The tolerance for matching with "reduce" and "compare" is hardcoded as 5% in
the reciprocal axis lengths and 1.5 degrees in the (reciprocal) angles.  Cells
from these reduction routines are further constrained to be right-handed.  The
unmatched raw cell might be left-handed: CrystFEL doesn't check this for you.
Always using a right-handed cell means that the Bijvoet pairs can be told
apart.

If the unit cell is centered (i.e. if the space group begins with I, R, C, A or
F), you should be careful when using "compare" for the cell reduction, since
(for example) DirAx will always find a primitive unit cell, and this cell must
be converted to the non-primitive conventional cell from the PDB.

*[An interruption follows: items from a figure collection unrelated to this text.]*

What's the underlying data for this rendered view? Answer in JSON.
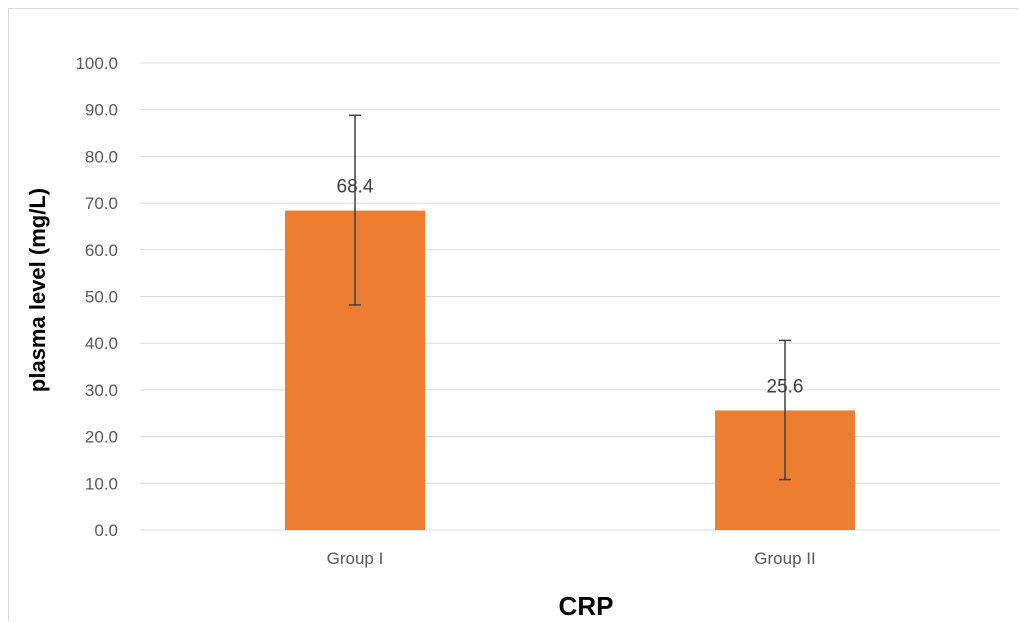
{
  "chart_data": {
    "type": "bar",
    "title": "",
    "xlabel": "CRP",
    "ylabel": "plasma level (mg/L)",
    "categories": [
      "Group I",
      "Group II"
    ],
    "series": [
      {
        "values": [
          68.4,
          25.6
        ],
        "error_low": [
          48.2,
          10.8
        ],
        "error_high": [
          88.8,
          40.6
        ],
        "data_labels": [
          "68.4",
          "25.6"
        ]
      }
    ],
    "ylim": [
      0,
      100
    ],
    "yticks": [
      "0.0",
      "10.0",
      "20.0",
      "30.0",
      "40.0",
      "50.0",
      "60.0",
      "70.0",
      "80.0",
      "90.0",
      "100.0"
    ],
    "grid": true,
    "legend": "none",
    "colors": {
      "bar": "#ED7D31",
      "error_bar": "#404040",
      "grid": "#d9d9d9"
    }
  }
}
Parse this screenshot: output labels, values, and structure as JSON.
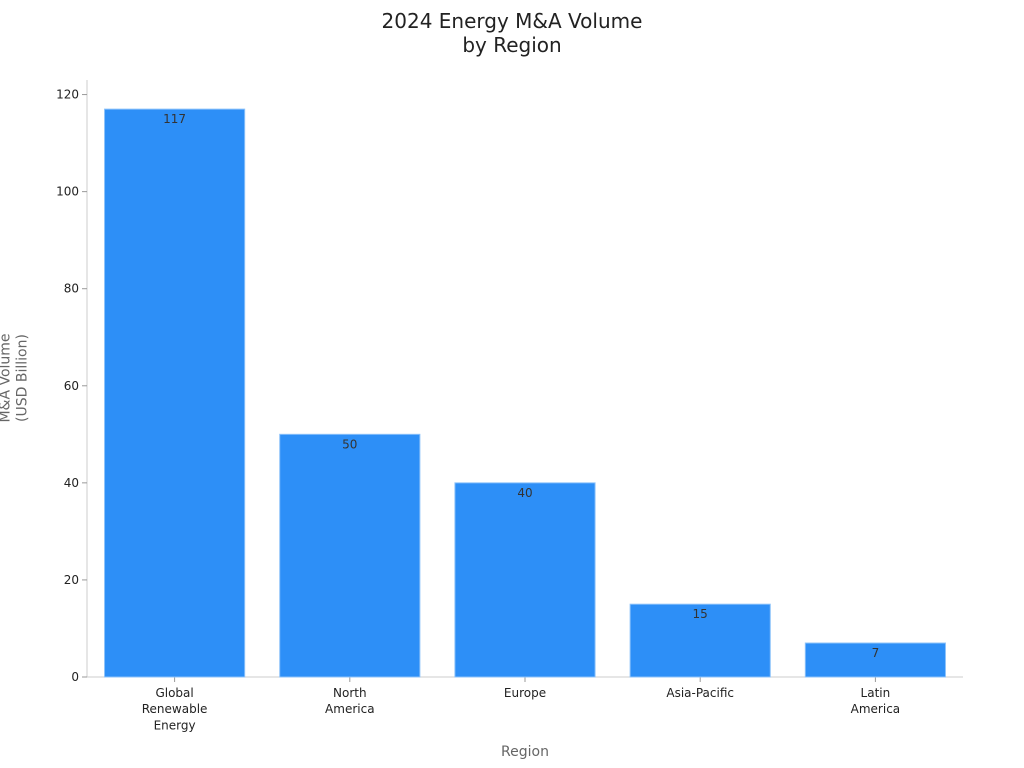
{
  "chart_data": {
    "type": "bar",
    "title": "2024 Energy M&A Volume\nby Region",
    "x_label": "Region",
    "y_label": "M&A Volume\n(USD Billion)",
    "categories": [
      "Global\nRenewable\nEnergy",
      "North\nAmerica",
      "Europe",
      "Asia-Pacific",
      "Latin\nAmerica"
    ],
    "values": [
      117,
      50,
      40,
      15,
      7
    ],
    "color": "#2d8ff7",
    "ylim": [
      0,
      123
    ],
    "yticks": [
      0,
      20,
      40,
      60,
      80,
      100,
      120
    ],
    "grid": false
  }
}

Tuning CPU affinities for NUMA hardware
---------------------------------------

If you are running indexamajig on a NUMA (non-uniform memory architecture)
machine, a performance gain can sometimes be made by preventing the kernel from
allowing a process or thread to run on a CPU which is distant from the one on
which it started.  Distance, in this context, might mean that the CPU is able to
access all the memory visible to the original CPU, but perhaps only relatively
slowly via a cable link.  In many cases a group of CPUs will have direct access
to a certain region of memory, and so the process may be scheduled on any CPU in
that group without any penalty.  However, scheduling the process to any CPU
outside the group may be slow.  When running under Linux, indexamajig is able to
avoid such sub-optimal process scheduling by setting CPU affinities for its
threads.  The CPU affinities are also inherited by subprocesses (e.g. MOSFLM or
DirAx).

To do this usefully, you need to give indexamajig some information about your
hardware's architecture.  Specify the size of the CPU groups using
"--cpugroup=<n>".  You also need to specify the overall number of CPUs, so that
the program knows when to 'wrap around'.  Using "--cpuoffset=<n>", where "n" is
a group number (not a CPU number), allows you to manually skip a few CPUs, which
may be useful if you do not want to use all the available CPUs but want to avoid
running all your jobs on the same ones.

Note that specifying the above options is NOT the same thing as giving the
number of analyses to run in parallel (the 'number of threads'), which is done
with "-j <n>".  The CPU tuning options provide information to indexamajig about
how to set the CPU affinities for its threads, but it does not specify how many
threads to use.

Example: 72-core Altix UV 100 machine at the author's institution

This machine consists of six blades, each containing two 6-core CPUs and some
local memory.  Any CPU on any blade can access the memory on any other blade,
but the access will be slow compared to accessing memory on the same blade.
When running two instances of indexamajig, a sensible choice of parameters might
be:

1: --cpus=72 --cpugroup=12 --cpuoffset=0 -j 36
2: --cpus=72 --cpugroup=12 --cpuoffset=36 -j 36

This would dedicate half of the CPUs to one instance, and the other half to the
other.


A Note about Unit Cell Settings
-------------------------------

CrystFEL's core symmetry module only knows about one setting for each unit cell.
You must use the same setting.  That means that the unique axis (for cells which
have one) must be "c".


"Gotchas"
---------

Don't run more than one indexamajig jobs simultaneously in the same working
directory - they'll overwrite each other's DirAx or MOSFLM files, causing subtle
problems which can't easily be detected.